YourStory recently caught up with Abhay Tandon, Director and Head of Lowe’s Innovation Labs India. He spoke to us about how he has been reimagining the operating model of a typical startup accelerator on the premise of innovation by creating a clear and tangible win-win situation for all stakeholders involved.
He says, “I often come across this question on what exactly I mean by ‘acceleration for stage-agnostic startups’. By definition, I mean you don’t have to be an early-stage startup. It’s how you accelerate the growth of a startup through only innovation.”
According to Abhay, once you define that goal, it no longer matters whether an accelerator works with a large startup, with multiple rounds of funding, or a two-member team that has strong core capabilities in technology.
Disrupting acceleration
Speaking about how LIL was different from other private accelerators, Abhay says that while the latter focus on growth and acceleration of early-stage startups, when it comes to corporate innovation and subsequent acceleration, LIL looks at the entire cycle from the perspective of co-creation and collaboration.
“The goal is to bring the right kind of innovation through these startups so that Lowe’s can serve its customers and associates better while creating the future of home improvement. However, corporate innovation in a market like India comes with its own share of challenges,” he says.
To illustrate his point, he talks about how Proofs of Concept (PoCs) play a major role in the innovation ecosystem.
“More often than not, an innovation team’s involvement is limited to executing PoCs, post which, the startups are left to interface with business stakeholders, product development and integration, by themselves. Very often, startups do not manage to land a larger contract after the successful completion of a PoC.”
The innovation strategy at Lowe’s is to move a step ahead, get business alignment upfront, and help startups figure out a product roadmap and building process, to ultimately build a successful product. Abhay says he is trying to create a mutually beneficial setup in India for every stakeholder involved.
The core strategy
When LIL entered the Indian market four years ago, there was no clear concept of a paid PoC system in the corporate innovation ecosystem in India. Additionally, the buzz around the accelerator was also in its nascent stage.
“Today, models have evolved significantly, and things are coming to order. However, there still are a few inefficiencies that could be eliminated,” Abhay says .
“There was a time when corporates would invest a small amount of money for a small share of the equity. But, they have now realised that it is not the only model. There is a need to build a strong relationship towards achieving a clear RoI for all stakeholders,” Abhay says . He adds that LIL India has taken a well-thought-out approach that cuts through incremental and disruptive innovation.
During a recently concluded tour across the country, Abhay and his team visited five cities, starting with Mumbai, and subsequently covering Hyderabad, Delhi-NCR, Chennai, and Bengaluru. Over three days spent in each city, more than 300 applications were collected across all sectors. Abhay says LIL’s priority is to focus on deep-tech startups.

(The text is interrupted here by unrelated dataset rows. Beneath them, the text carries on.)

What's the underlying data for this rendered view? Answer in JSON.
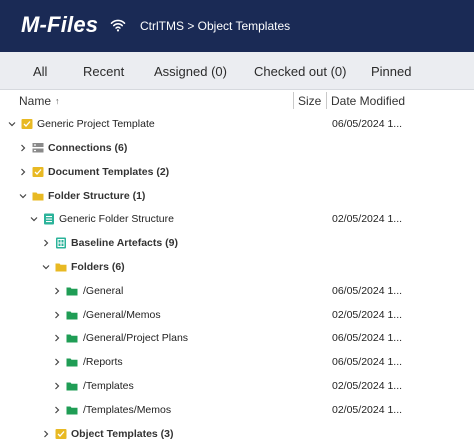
{
  "header": {
    "logo_text": "M-Files",
    "breadcrumb": "CtrlTMS > Object Templates"
  },
  "tabs": [
    "All",
    "Recent",
    "Assigned (0)",
    "Checked out (0)",
    "Pinned"
  ],
  "columns": {
    "name": "Name",
    "size": "Size",
    "date": "Date Modified"
  },
  "rows": [
    {
      "label": "Generic Project Template",
      "date": "06/05/2024 1...",
      "icon": "project-template-icon"
    },
    {
      "label": "Connections (6)",
      "date": "",
      "icon": "server-icon"
    },
    {
      "label": "Document Templates (2)",
      "date": "",
      "icon": "template-icon"
    },
    {
      "label": "Folder Structure (1)",
      "date": "",
      "icon": "folder-icon"
    },
    {
      "label": "Generic Folder Structure",
      "date": "02/05/2024 1...",
      "icon": "structure-icon"
    },
    {
      "label": "Baseline Artefacts (9)",
      "date": "",
      "icon": "artefact-icon"
    },
    {
      "label": "Folders (6)",
      "date": "",
      "icon": "folder-icon"
    },
    {
      "label": "/General",
      "date": "06/05/2024 1...",
      "icon": "green-folder-icon"
    },
    {
      "label": "/General/Memos",
      "date": "02/05/2024 1...",
      "icon": "green-folder-icon"
    },
    {
      "label": "/General/Project Plans",
      "date": "06/05/2024 1...",
      "icon": "green-folder-icon"
    },
    {
      "label": "/Reports",
      "date": "06/05/2024 1...",
      "icon": "green-folder-icon"
    },
    {
      "label": "/Templates",
      "date": "02/05/2024 1...",
      "icon": "green-folder-icon"
    },
    {
      "label": "/Templates/Memos",
      "date": "02/05/2024 1...",
      "icon": "green-folder-icon"
    },
    {
      "label": "Object Templates (3)",
      "date": "",
      "icon": "template-icon"
    }
  ],
  "colors": {
    "header_bg": "#1a2a55",
    "tab_bg": "#ebedf1",
    "folder_yellow": "#e8b923",
    "folder_green": "#1f9d55",
    "structure_teal": "#2bb39a"
  }
}
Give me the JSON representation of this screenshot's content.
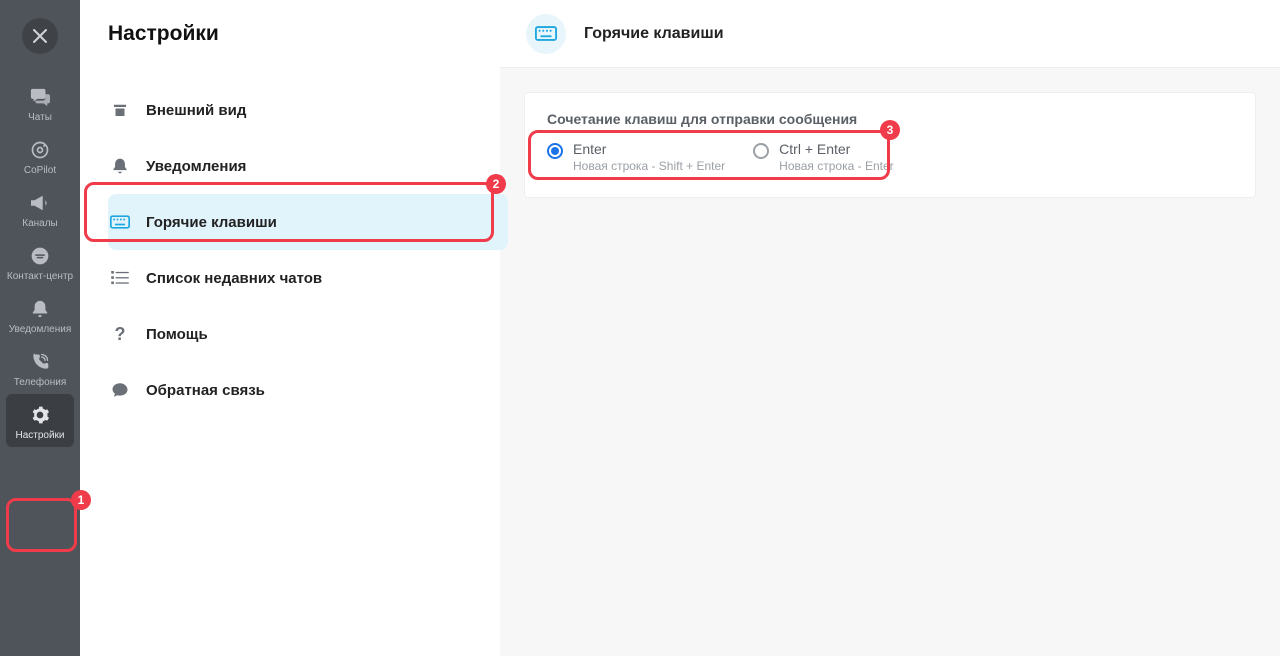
{
  "nav": {
    "items": [
      {
        "label": "Чаты"
      },
      {
        "label": "CoPilot"
      },
      {
        "label": "Каналы"
      },
      {
        "label": "Контакт-центр"
      },
      {
        "label": "Уведомления"
      },
      {
        "label": "Телефония"
      },
      {
        "label": "Настройки"
      }
    ]
  },
  "settings": {
    "title": "Настройки",
    "items": [
      {
        "label": "Внешний вид"
      },
      {
        "label": "Уведомления"
      },
      {
        "label": "Горячие клавиши"
      },
      {
        "label": "Список недавних чатов"
      },
      {
        "label": "Помощь"
      },
      {
        "label": "Обратная связь"
      }
    ]
  },
  "main": {
    "header_title": "Горячие клавиши",
    "section_title": "Сочетание клавиш для отправки сообщения",
    "options": [
      {
        "title": "Enter",
        "subtitle": "Новая строка - Shift + Enter",
        "checked": true
      },
      {
        "title": "Ctrl + Enter",
        "subtitle": "Новая строка - Enter",
        "checked": false
      }
    ]
  },
  "annotations": {
    "a1": "1",
    "a2": "2",
    "a3": "3"
  }
}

He explains, “The categories can be broadly different, but the main focus is to help contribute to retail tech. Under this umbrella, the focus can be towards retail tech startups that bring in efficiencies across legal tech, HR tech, fintech, marketing tech, etc., and emerging tech. LIL also looks at futuristic or emerging tech, including nanotechnology, haptics, robotics, and drones.”
Abhay believes that all these categories contribute to retail tech, where the strongest growing category is home improvement, where Lowe’s operates. Speaking of how Lowe’s helps these startups understand unit economics and market codes, he says it is a combination of both go-to-market strategy and product-market fit, and that both go hand in hand.
He says, “Product-market fit is something that evolves as the startup continues to penetrate the market and technology applications. So, collaboration is key to identify multiple partners and co-develop strong and innovative solutions. People often talk about personalisation for customers, but nobody talks about customising for partners.”
According to him, partnerships can prove to be extremely effective with the right impetus. “Certain parameters go to the core of how evaluation is done. However, the founder should also be willing to be receptive to these ideas,” Abhay says.